Its candy creations include caramel nut corn, divinity, fudges and seasonal items, such as chocolate dipped pretzels, Santas and snowmen. The most popular products are English toffee and sea salt caramel, she says.

“There are some days where I could just have a store that only sold those all day and I think we would be sustainable,” she says, declining to disclose annual revenue.

The sales volume of those two items? It’s roughly 2,000 pounds of English toffee and 1,400 pounds of sea salt caramels sold each year, she says.

Corporate connection
Retail is king at Bon Bon’s.

Nolen says in-store sales make up roughly two-thirds of revenue, followed by nearly one-third for corporate accounts. The remainder comes from Etsy sales, a growing component Bon Bon’s began two years ago. She says the Etsy customer count has risen to over 700, with sales this year increasing 818% over 2019. The jump was largely fueled by online orders at Easter and Mother’s Day, she says, as stay-at-home mandates were in place amid the coronavirus pandemic.

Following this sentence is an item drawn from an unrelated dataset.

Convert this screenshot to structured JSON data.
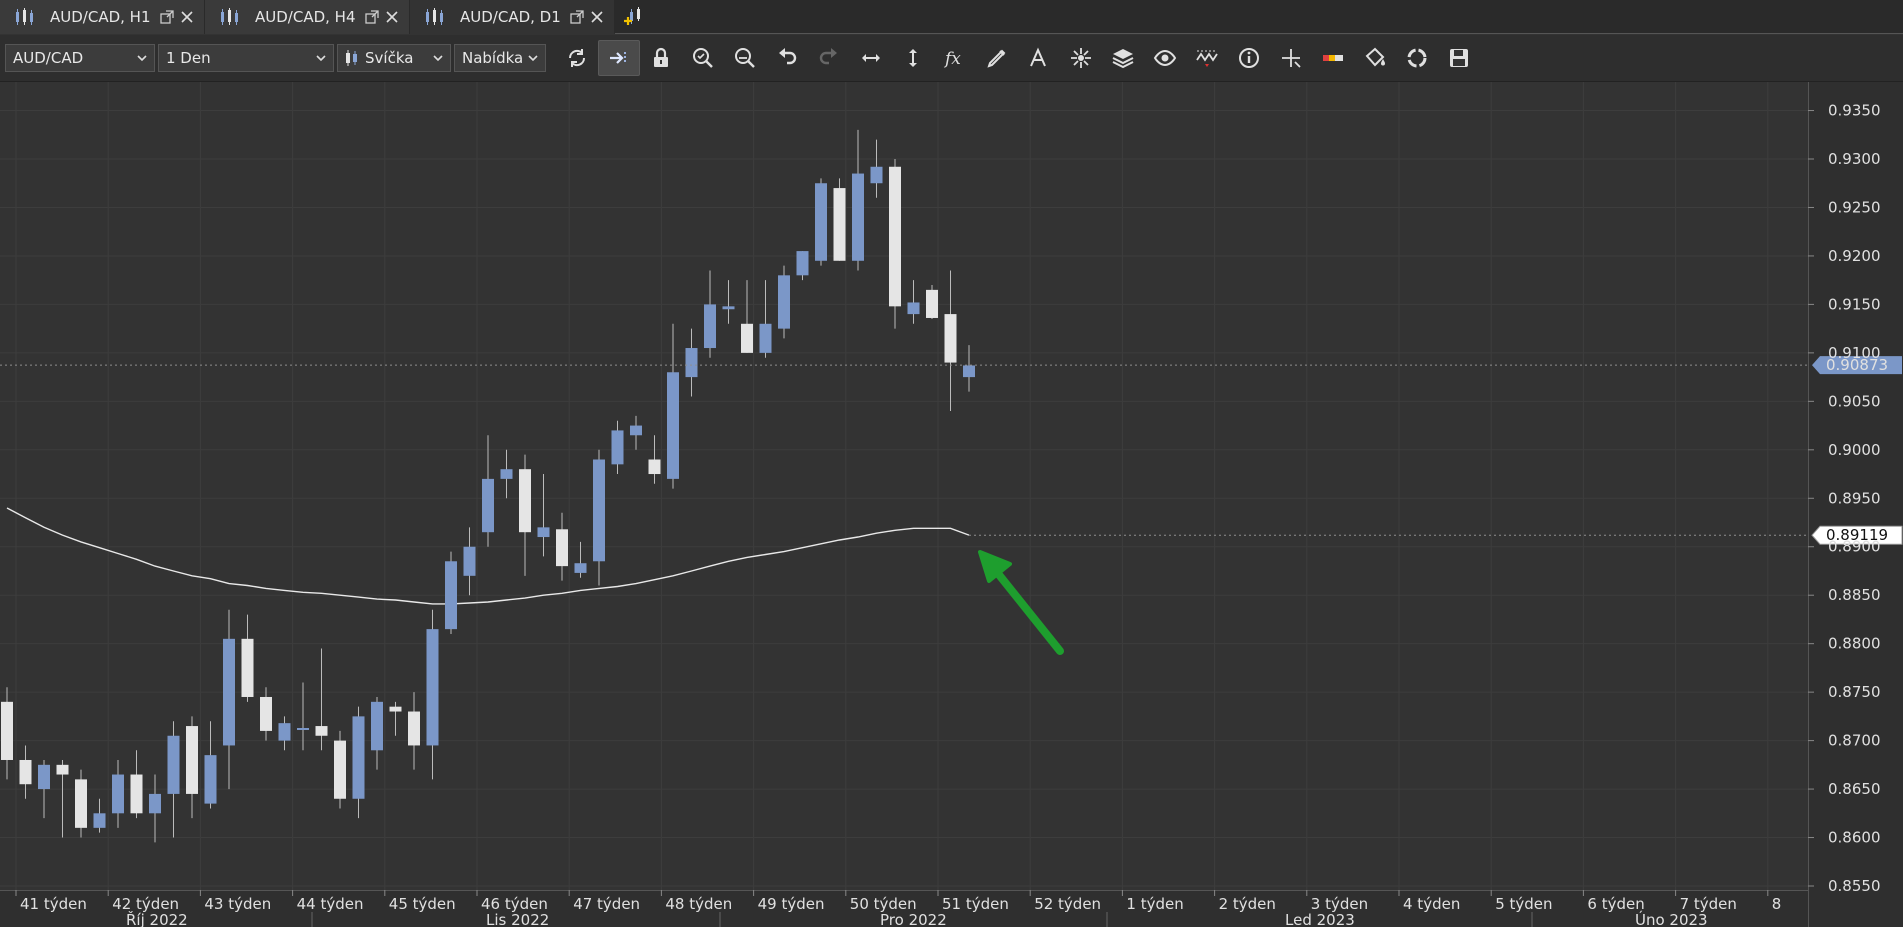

“Our sales on Etsy increased significantly over those two holidays just because we were able to ship them out quickly,” she says.

Nolen says corporate sales were always a focus of her parents, and it’s a segment she devotes attention to as well. She estimates close to 500 corporate clients, mostly local, such as JMark Business Solutions Inc., Legacy Bank & Trust and Harmony House. The companies place annual orders with the shop to give chocolates to clients or staff. Some orders are customized with chocolate molds using company logos on the candy.

BancorpSouth Inc. (NYSE: BXS) has been a customer for three years, says Nickie Bland, a vice president. The bank purchases customized gift baskets and branded chocolate bars for the holidays, she says, declining to disclose order sizes or costs.

Dr. Chad Carter, director of clinical services at Missouri Eye Institute LLC, said the surgical group annually orders 200 1-pound logo chocolate bars for the holidays – a tradition it started around 15 years ago with Candy House. Each bar costs $13, according to the shop’s website, but discounts are offered for early orders.

“It’s hard to figure out a corporate way to show appreciation to clients that generally pleases everyone, but chocolate is not usually a problem,” Carter says.

The advance corporate orders provide income during the periods in between holidays, when business is slower, Nolen says.

“Having the corporate income in the summertime already coming in helps me project how much I need to make for Christmastime and get started on it,” she says. “That sustains us throughout the year.”

For Nolen, running a candy shop is largely a mix of sweet, with some occasional sour thrown in. Stress still exists as bills have to be paid and deadlines have to be met, she says.

“The good part about it is we’re providing something that makes people happy,” she says. “You can’t have too bad of a day if you’re helping customers that are getting chocolate or candy. It’s something I could do forever and I wouldn’t want to do something else.”